The footage was deemed too grainy, but as the band became more successful, so did the historic value of the film, eventually being aired on Granada's Scene at 6.30 in November 1963, and being a much repeated clip ever since.
Fontaine amassed a significant body of films on contemporary jazz, including on Ornette Coleman (1966), Sonny Rollins (1968), Betty Carter and Art Blakey (1986/1987).
[6] Among the wide range of subjects he profiled in film are figures such as James Baldwin, Norman Mailer and Jean Shrimpton, Black Panther George Jackson, as well as many musicians: Kathleen Battle, John Cage, Johnny Rotten, and others.

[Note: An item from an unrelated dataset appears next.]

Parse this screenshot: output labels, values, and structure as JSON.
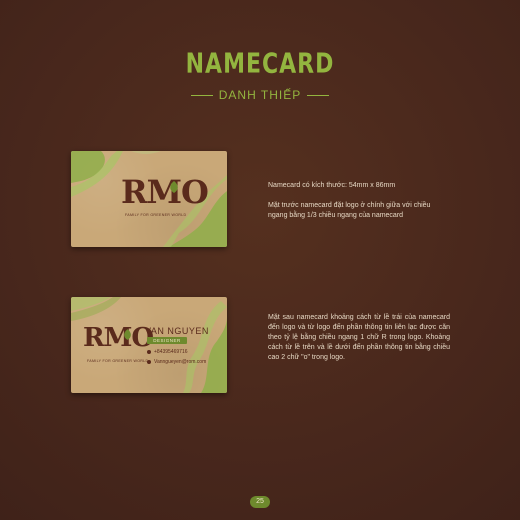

[8] Together with his wife, the African-American actress Pat Hartley (who appeared in several Andy Warhol films, as well as Rainbow Bridge and Absolute Beginners), he co-founded Grapevine Productions in order to produce their work, including feature-length documentaries I Heard it Through the Grapevine (1982), in which writer James Baldwin revisits the deep south to reexamine the scenes of civil rights strife in the 1960s, and Art Blakey: The Jazz Messenger (1989).

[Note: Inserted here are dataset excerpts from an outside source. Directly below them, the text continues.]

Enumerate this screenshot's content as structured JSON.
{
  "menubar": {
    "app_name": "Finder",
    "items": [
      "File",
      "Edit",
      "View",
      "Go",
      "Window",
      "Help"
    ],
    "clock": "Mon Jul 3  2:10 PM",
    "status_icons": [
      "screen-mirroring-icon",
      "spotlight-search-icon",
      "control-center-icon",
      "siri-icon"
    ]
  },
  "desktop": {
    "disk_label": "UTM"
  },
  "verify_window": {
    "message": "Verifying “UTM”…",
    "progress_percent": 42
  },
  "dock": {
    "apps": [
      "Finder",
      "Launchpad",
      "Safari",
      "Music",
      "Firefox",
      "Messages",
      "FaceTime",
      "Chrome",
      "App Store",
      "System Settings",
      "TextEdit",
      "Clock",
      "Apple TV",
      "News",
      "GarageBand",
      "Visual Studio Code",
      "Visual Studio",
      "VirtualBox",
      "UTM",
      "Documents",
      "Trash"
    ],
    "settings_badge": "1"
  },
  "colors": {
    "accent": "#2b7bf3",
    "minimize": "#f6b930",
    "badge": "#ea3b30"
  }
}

[10] In 1993, Fontaine started a film production course at New York's School of Visual Arts, and from 1996 to 2012 he ran the Documentary Department at the postgraduate National Film and Television School (NFTS), where graduates he worked with included Nick Broomfield, Kim Longinotto, as well as a younger generation of documentarists such as Simon Chambers, Sandhya Suri, Daniel Vernon, Sam Blair and George Amponsah.